India’s exports seem more diversified than China’s, though the degree of diversification has fallen somewhat in the last few years, says Espirito Santo. But, contrary to conventional wisdom, which associates diversification of Indian exports with rising competitiveness in more non-traditional (manufacturing based) sectors, this doesn’t seem to stack up. Regarding manufactured goods, like China, India has gone beyond the initial industrialisation stage, reflected in reduced specialisation in traditional manufacturing such as textiles. But China is now far more specialised in innovative sectors like electronic data processing, telecommunications equipment and also (to a certain extent) integrated circuits and electronic components. An opposite trend is seen in chemicals, where India seems to have a distinct relative comparative advantage.


While India has been able to maintain its comparative advantage in tea, coffee, spices and marine products, it has lost comparative advantage in export of some agricultural commodities to other Asian competitors during the period after economic reforms. Tea has suffered one of the sharpest falls in RCA since 2000, with Sri Lanka increasingly dominant. Hence the level of interest by the Indian tea firms in acquisition of plantations in Africa and Sri Lanka. The RCA of coffee has also fallen sharply from 3.5 in 2000 to 1.3 in 2012. In coffee exports, Indonesia, Thailand and Vietnam are the major competitors to India. The computed RCA values for India were positive for all the years and indicated its comparative advantage in coffee exports. But, Indonesia and Vietnam have outperformed India.


Rice exports, accounting for 1.5% of India exports in 2011, witnessed varied levels of RCA with a net rise from 2000 to 2005, but a net fall from 2005 to 2011. India’s status remained inferior to its major Asian competitors (Pakistan, Thailand and Vietnam) in almost all the years. Post-2000 seemed to have a detrimental effect on exports of spices, with the RCA falling from 14.3 in 2000 to 9.6 in 2005, with a corresponding sharp increase in competitiveness of China’s spices’ exports.

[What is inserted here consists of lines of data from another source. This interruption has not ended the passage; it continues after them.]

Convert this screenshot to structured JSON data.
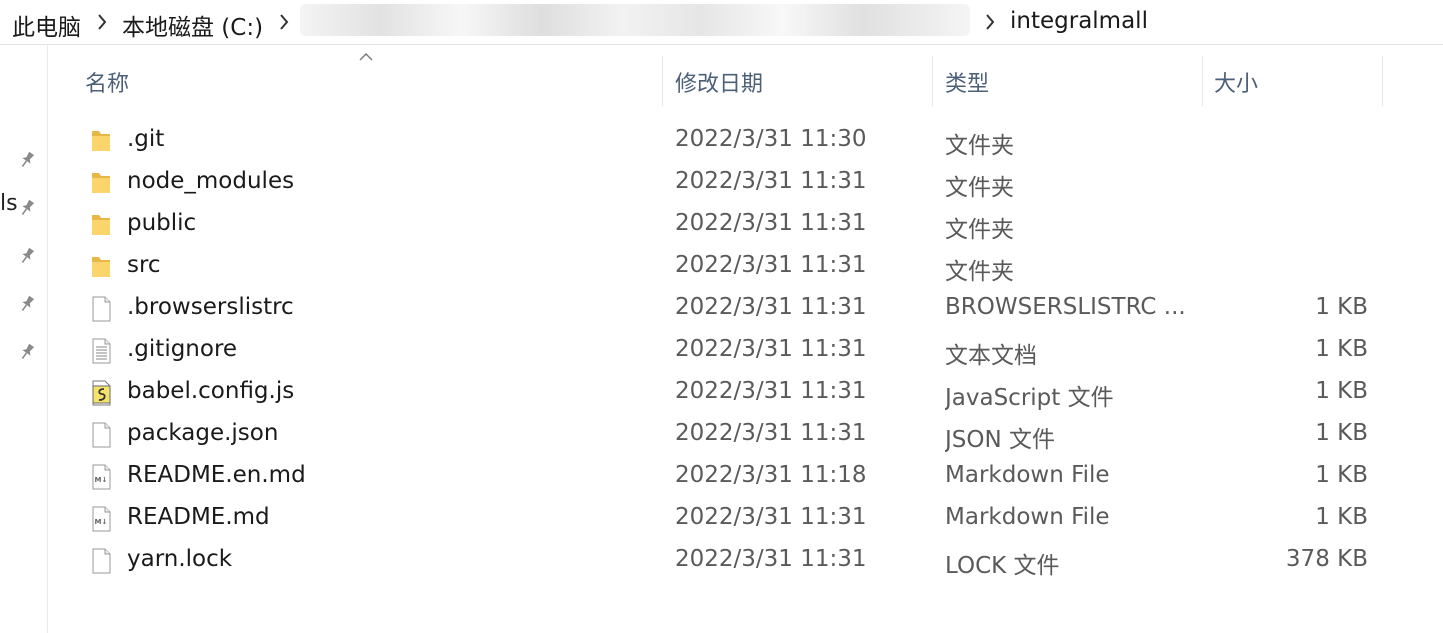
{
  "breadcrumb": {
    "items": [
      "此电脑",
      "本地磁盘 (C:)",
      "integralmall"
    ]
  },
  "nav": {
    "partial_label": "ls"
  },
  "columns": {
    "name": "名称",
    "modified": "修改日期",
    "type": "类型",
    "size": "大小"
  },
  "files": [
    {
      "name": ".git",
      "date": "2022/3/31 11:30",
      "type": "文件夹",
      "size": "",
      "icon": "folder-icon"
    },
    {
      "name": "node_modules",
      "date": "2022/3/31 11:31",
      "type": "文件夹",
      "size": "",
      "icon": "folder-icon"
    },
    {
      "name": "public",
      "date": "2022/3/31 11:31",
      "type": "文件夹",
      "size": "",
      "icon": "folder-icon"
    },
    {
      "name": "src",
      "date": "2022/3/31 11:31",
      "type": "文件夹",
      "size": "",
      "icon": "folder-icon"
    },
    {
      "name": ".browserslistrc",
      "date": "2022/3/31 11:31",
      "type": "BROWSERSLISTRC ...",
      "size": "1 KB",
      "icon": "file-icon"
    },
    {
      "name": ".gitignore",
      "date": "2022/3/31 11:31",
      "type": "文本文档",
      "size": "1 KB",
      "icon": "text-file-icon"
    },
    {
      "name": "babel.config.js",
      "date": "2022/3/31 11:31",
      "type": "JavaScript 文件",
      "size": "1 KB",
      "icon": "script-file-icon"
    },
    {
      "name": "package.json",
      "date": "2022/3/31 11:31",
      "type": "JSON 文件",
      "size": "1 KB",
      "icon": "file-icon"
    },
    {
      "name": "README.en.md",
      "date": "2022/3/31 11:18",
      "type": "Markdown File",
      "size": "1 KB",
      "icon": "markdown-file-icon"
    },
    {
      "name": "README.md",
      "date": "2022/3/31 11:31",
      "type": "Markdown File",
      "size": "1 KB",
      "icon": "markdown-file-icon"
    },
    {
      "name": "yarn.lock",
      "date": "2022/3/31 11:31",
      "type": "LOCK 文件",
      "size": "378 KB",
      "icon": "file-icon"
    }
  ]
}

The labour-intensive sectors of gems & jewellery and agriculture products and the scale-intensive sectors of chemicals are the foremost sectors enjoying a comparative advantage in India, observes Espirito Santo.


The steady deterioration in India’s trade deficit and current account deficit has been one of the key factors exacerbating the external sector risks for India. While export demand is a function of a multitude of factors, the key ones are global demand for exports and competitiveness. While falling global demand has no doubt impacted India’s exports (down 7.5% FYTD), falling comparative advantage in key sectors is one of the reasons impacting the long-term export growth trajectory for the Indian economy, according to Espirito Santo.